Coronavirus Resources: Homeowners and Renters
How does the CARES Act support housing?
Up to one-year forbearance on all federally-backed mortgages.
60-day foreclosure and eviction moratorium on all federally-backed mortgages.
90-day forbearance on federally-backed loans for owners of multifamily rental properties, during which period they may not evict or charge late fees or other penalties to tenants for nonpayment of rent.
120-day eviction protection for tenants in properties with a federally-backed mortgage. Owners of federally-subsidized properties or properties with a federally-backed mortgage loan may not evict or charge penalties or fees to a tenant who cannot pay rent for 120 days following this act.
$53 million – Emergency Solutions Grants (ESG) to help New Jerseyans experiencing homelessness.
$12.363 million – Low-Income Home Energy Assistance Program (LIHEAP) funding to help low-income families and seniors offset home heating, cooling, and other energy costs.
$1.7 million – Housing Opportunities for Persons with AIDS (HOPWA) to benefit low-income persons living with HIV/AIDS.
Frequently Asked Questions
- Is there any relief for upcoming rent, mortgage, and utility payments?
- Will homeowners be foreclosed on if they can’t make their loan payments?
- Will multifamily property owners be foreclosed on if they can’t make loan payments?
- Who does the rental eviction moratorium apply to?
Any homeowner with an FHA, VA, USDA, 184/184A mortgage, or a mortgage backed by Fannie Mae or Freddie Mac, who is experiencing financial hardship is eligible for up to 6 months’ forbearance on their mortgage payments, with a possible extension for another 6 months. At the end of the forbearance, borrowers can work within each agency’s existing programs to help them get back on track with payments, but they will have to pay missed payments at some point during the loan, so if borrowers can pay they should continue to do so.
Renters who have trouble paying rent also have protections under the bill if they live in a property that has a federal subsidy or federally backed loan. Owners of these properties cannot file evictions or charge fees for nonpayment of rent for 120 days following enactment of the bill, and cannot issue a renter a notice to leave the property before 150 days after enactment. After this period renters will be responsible for making payments and getting back on track, so they should continue to make payments if they’re financially able to do so. Renters who receive housing subsidies such as public housing or Section 8 who have had their incomes fall should recertify their incomes with their public housing agency or property owner because it may lower the rent they owe.
The bill includes a 60-day foreclosure moratorium starting on March 18, 2020, for all federally- backed mortgage loans. Borrowers with FHA, VA, USDA, or 184/184A loans, or loans backed by Fannie Mae and Freddie Mac, will not see foreclosure actions and cannot be removed from their homes due to foreclosure during that time.
The bill provides owners of multifamily properties with federally backed loans having a financial hardship up to 90 days of forbearance on their loan payments.

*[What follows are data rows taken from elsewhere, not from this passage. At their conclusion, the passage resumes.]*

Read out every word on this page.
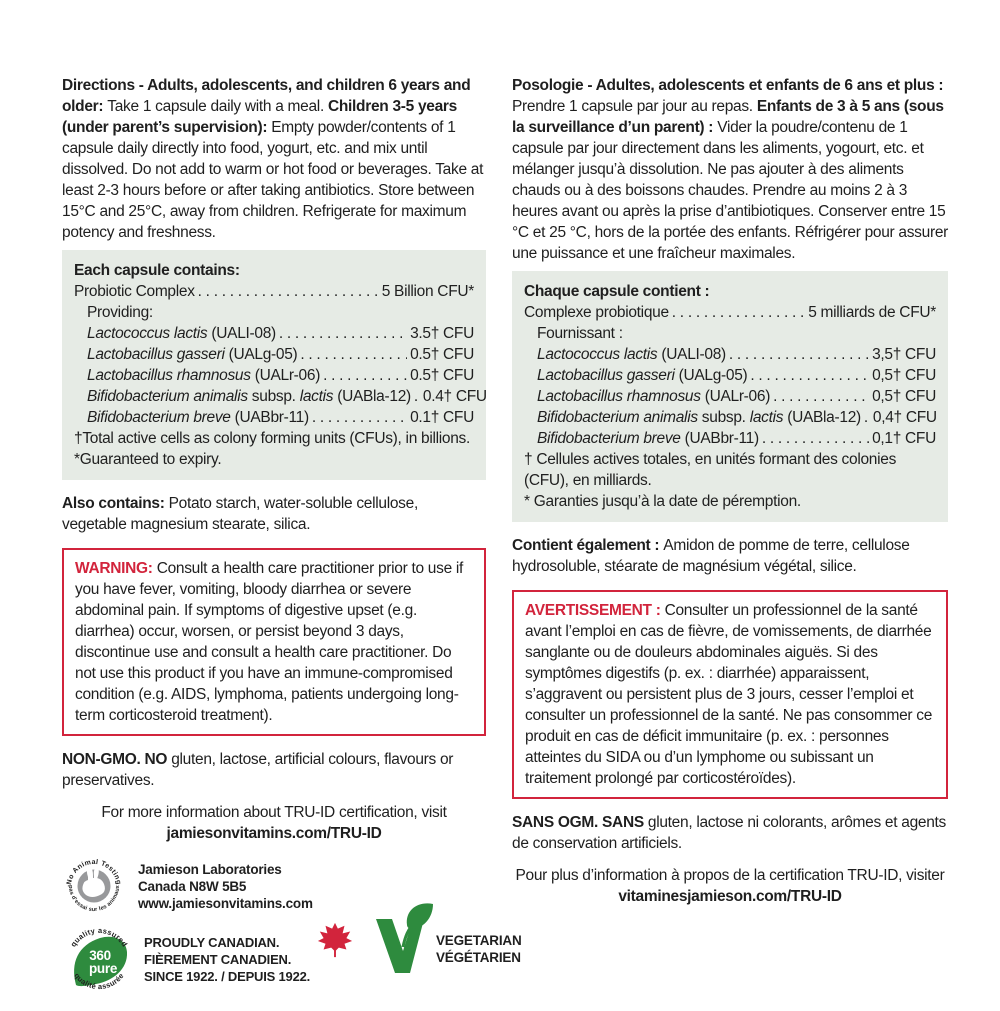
Directions - Adults, adolescents, and children 6 years and older: Take 1 capsule daily with a meal. Children 3-5 years (under parent’s supervision): Empty powder/contents of 1 capsule daily directly into food, yogurt, etc. and mix until dissolved. Do not add to warm or hot food or beverages. Take at least 2-3 hours before or after taking antibiotics. Store between 15°C and 25°C, away from children. Refrigerate for maximum potency and freshness.

Each capsule contains:
Probiotic Complex . . .	5 Billion CFU*
Providing:
Lactococcus lactis (UALI-08) . . .	3.5† CFU
Lactobacillus gasseri (UALg-05) . . .	0.5† CFU
Lactobacillus rhamnosus (UALr-06) . . .	0.5† CFU
Bifidobacterium animalis subsp. lactis (UABla-12) . . . 0.4† CFU
Bifidobacterium breve (UABbr-11) . . .	0.1† CFU
†Total active cells as colony forming units (CFUs), in billions.
*Guaranteed to expiry.

Also contains: Potato starch, water-soluble cellulose, vegetable magnesium stearate, silica.

WARNING: Consult a health care practitioner prior to use if you have fever, vomiting, bloody diarrhea or severe abdominal pain. If symptoms of digestive upset (e.g. diarrhea) occur, worsen, or persist beyond 3 days, discontinue use and consult a health care practitioner. Do not use this product if you have an immune-compromised condition (e.g. AIDS, lymphoma, patients undergoing long-term corticosteroid treatment).

NON-GMO. NO gluten, lactose, artificial colours, flavours or preservatives.

For more information about TRU-ID certification, visit
jamiesonvitamins.com/TRU-ID
No Animal Testing
pas d’essai sur les animaux
Jamieson Laboratories
Canada N8W 5B5
www.jamiesonvitamins.com
360
pure
quality assured
qualité assurée
PROUDLY CANADIAN.
FIÈREMENT CANADIEN.
SINCE 1922. / DEPUIS 1922.
VEGETARIAN
VÉGÉTARIEN

Posologie - Adultes, adolescents et enfants de 6 ans et plus : Prendre 1 capsule par jour au repas. Enfants de 3 à 5 ans (sous la surveillance d’un parent) : Vider la poudre/contenu de 1 capsule par jour directement dans les aliments, yogourt, etc. et mélanger jusqu’à dissolution. Ne pas ajouter à des aliments chauds ou à des boissons chaudes. Prendre au moins 2 à 3 heures avant ou après la prise d’antibiotiques. Conserver entre 15 °C et 25 °C, hors de la portée des enfants. Réfrigérer pour assurer une puissance et une fraîcheur maximales.

Chaque capsule contient :
Complexe probiotique . . .	5 milliards de CFU*
Fournissant :
Lactococcus lactis (UALI-08) . . .	3,5† CFU
Lactobacillus gasseri (UALg-05) . . .	0,5† CFU
Lactobacillus rhamnosus (UALr-06) . . .	0,5† CFU
Bifidobacterium animalis subsp. lactis (UABla-12) . . . 0,4† CFU
Bifidobacterium breve (UABbr-11) . . .	0,1† CFU
† Cellules actives totales, en unités formant des colonies (CFU), en milliards.
* Garanties jusqu’à la date de péremption.

Contient également : Amidon de pomme de terre, cellulose hydrosoluble, stéarate de magnésium végétal, silice.

AVERTISSEMENT : Consulter un professionnel de la santé avant l’emploi en cas de fièvre, de vomissements, de diarrhée sanglante ou de douleurs abdominales aiguës. Si des symptômes digestifs (p. ex. : diarrhée) apparaissent, s’aggravent ou persistent plus de 3 jours, cesser l’emploi et consulter un professionnel de la santé. Ne pas consommer ce produit en cas de déficit immunitaire (p. ex. : personnes atteintes du SIDA ou d’un lymphome ou subissant un traitement prolongé par corticostéroïdes).

SANS OGM. SANS gluten, lactose ni colorants, arômes et agents de conservation artificiels.

Pour plus d’information à propos de la certification TRU-ID, visiter
vitaminesjamieson.com/TRU-ID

Property owners would have to request the forbearance and document their hardship in order to qualify, in 30-day increments. During a forbearance period, the property owner may not evict or initiate the eviction of a tenant for nonpayment of rent and may not charge the tenant any fees or penalties for nonpayment of rent. This protection applies to loans issued or backed by federal agencies (including FHA and USDA) or Fannie Mae and Freddie Mac.
This provision applies to all renters who live in properties that receive a federal subsidy, such as public housing, Section 8 rental assistance vouchers or subsidies, USDA rental housing assistance, or Low Income Housing Tax Credits. It also covers any renters in properties where the owner has a federally backed mortgage loan, which includes loans backed by the FHA, USDA, and Fannie Mae and Freddie Mac. This includes any size of property, from single family houses to multifamily apartment buildings.